15 things every product manager should know about smart contracts
to better understand limitations and primitives and build products for the blockchain
Smart contracts are state machines
Counters, setting variables, addresses, dictionaries, etc are the major primitives for logic you want to create
Reading from the blockchain does not cost gas fees
Use this to your advantage
Writing to the blockchain costs gas
Sending out funds also mutates the state and hence costs gas
Receiving funds does not cost gas fees to the incoming smart contract
You will automatically also know which wallet address sent you the funds. You can also listen for events related to balance
You do not have access of the wallet address of a visitor
But you can detect if the user is using Phantom or Metamask. Even change of subdomain or port is akin to a new website
Once the user has connected to your app, then you can see their wallet address, balance.
You can reject incoming funds based on some logic
eg: not being an approved sender or not being larger than X
That said you can not put much logic or modifications when your smart contract receives funds
Since there is a gas limit and time restriction that ensures that it should do the absolute minimum
Fund transfers can be pull, as well as push
eg of pull is to show the balance, and allow them to pull money out eg of a push is to click a button and send out funds that reside in a smart contract
No server is required to interact with the blockchain from a website
Just regular javascript is used for rpc calls to read, write.
You can detect if a user denies connecting to your app
and either show a retry or a failure message
A connected user who is temporarily locked out of their wallet will need to log back in
if they fail to, you can again handle the error. You won't know which wallet it is.
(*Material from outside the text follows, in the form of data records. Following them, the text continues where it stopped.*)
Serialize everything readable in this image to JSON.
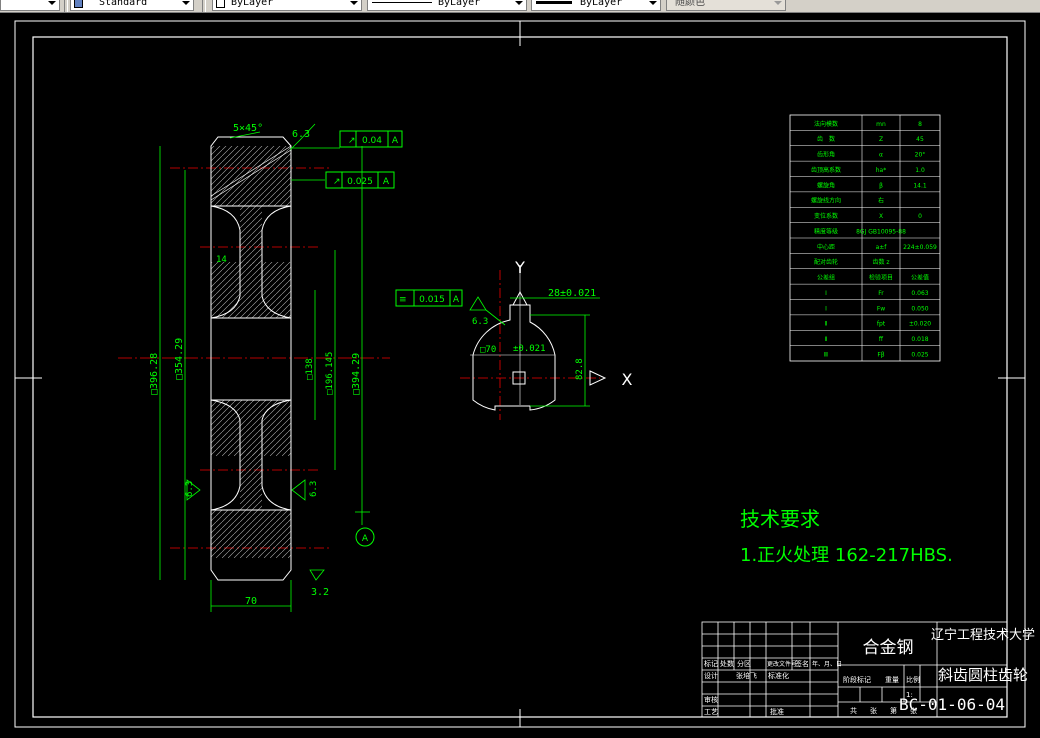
{
  "toolbar": {
    "text_style": "Standard",
    "layer": "ByLayer",
    "linetype": "ByLayer",
    "lineweight": "ByLayer",
    "plot_style": "随颜色"
  },
  "drawing": {
    "axis_x": "X",
    "axis_y": "Y",
    "tech_req_title": "技术要求",
    "tech_req_item": "1.正火处理 162-217HBS.",
    "chamfer": "5×45°",
    "rough_63a": "6.3",
    "rough_63b": "6.3",
    "rough_63c": "6.3",
    "rough_63d": "6.3",
    "rough_32": "3.2",
    "tol1_value": "0.04",
    "tol1_datum": "A",
    "tol2_value": "0.025",
    "tol2_datum": "A",
    "tol3_value": "0.015",
    "tol3_datum": "A",
    "dim_width": "70",
    "dim_14": "14",
    "dim_keyway": "28±0.021",
    "dim_bore": "□70",
    "dim_bore2": "±0.021",
    "dim_height": "82.8",
    "dim_o1": "□396.28",
    "dim_o2": "□354.29",
    "dim_o3": "□138",
    "dim_o4": "□196.145",
    "dim_o5": "□394.29",
    "datum_label": "A"
  },
  "gear_table": [
    [
      "法向模数",
      "mn",
      "8"
    ],
    [
      "齿　数",
      "Z",
      "45"
    ],
    [
      "齿形角",
      "α",
      "20°"
    ],
    [
      "齿顶高系数",
      "ha*",
      "1.0"
    ],
    [
      "螺旋角",
      "β",
      "14.1"
    ],
    [
      "螺旋线方向",
      "右",
      ""
    ],
    [
      "变位系数",
      "X",
      "0"
    ],
    [
      "精度等级",
      "8GJ GB10095-88",
      ""
    ],
    [
      "中心距",
      "a±f",
      "224±0.059"
    ],
    [
      "配对齿轮",
      "齿数 z",
      ""
    ],
    [
      "公差组",
      "检验项目",
      "公差值"
    ],
    [
      "Ⅰ",
      "Fr",
      "0.063"
    ],
    [
      "Ⅰ",
      "Fw",
      "0.050"
    ],
    [
      "Ⅱ",
      "fpt",
      "±0.020"
    ],
    [
      "Ⅱ",
      "ff",
      "0.018"
    ],
    [
      "Ⅲ",
      "Fβ",
      "0.025"
    ]
  ],
  "title_block": {
    "material": "合金钢",
    "school": "辽宁工程技术大学",
    "part_name": "斜齿圆柱齿轮",
    "drawing_no": "BC-01-06-04",
    "scale": "1:",
    "rev_headers": [
      "标记",
      "处数",
      "分区",
      "更改文件号",
      "签名",
      "年、月、日"
    ],
    "row_design": [
      "设计",
      "张培飞",
      "标准化"
    ],
    "row_stage": [
      "阶段标记",
      "重量",
      "比例"
    ],
    "row_review": "审核",
    "row_process": "工艺",
    "row_approve": "批准",
    "row_sheets": [
      "共",
      "张",
      "第",
      "张"
    ]
  }
}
You can listen to the firehose of events of any smart contract
eg: listening to random events getting pushed out by the smart contract eg: beginning a disbursement and waiting for it's completion to show a success UI
Checking for NFT's begins with checking against known NFT contracts with the said wallet
Which is why you instead start with a bunch of NFT contracts and check if the user has one of the said collection. Or services exist that index or routinely cache NFT's and reverse engineer to give a pretty list of NFT's held by a user
access to all wallets will be compromised when the seed phrase is compromised
tread carefully
services like infura, alchemy, morallis etc do not cover gas fees despite free api calls
They require you to wire funds to the wallet addresses running any write/mutations. reads are free.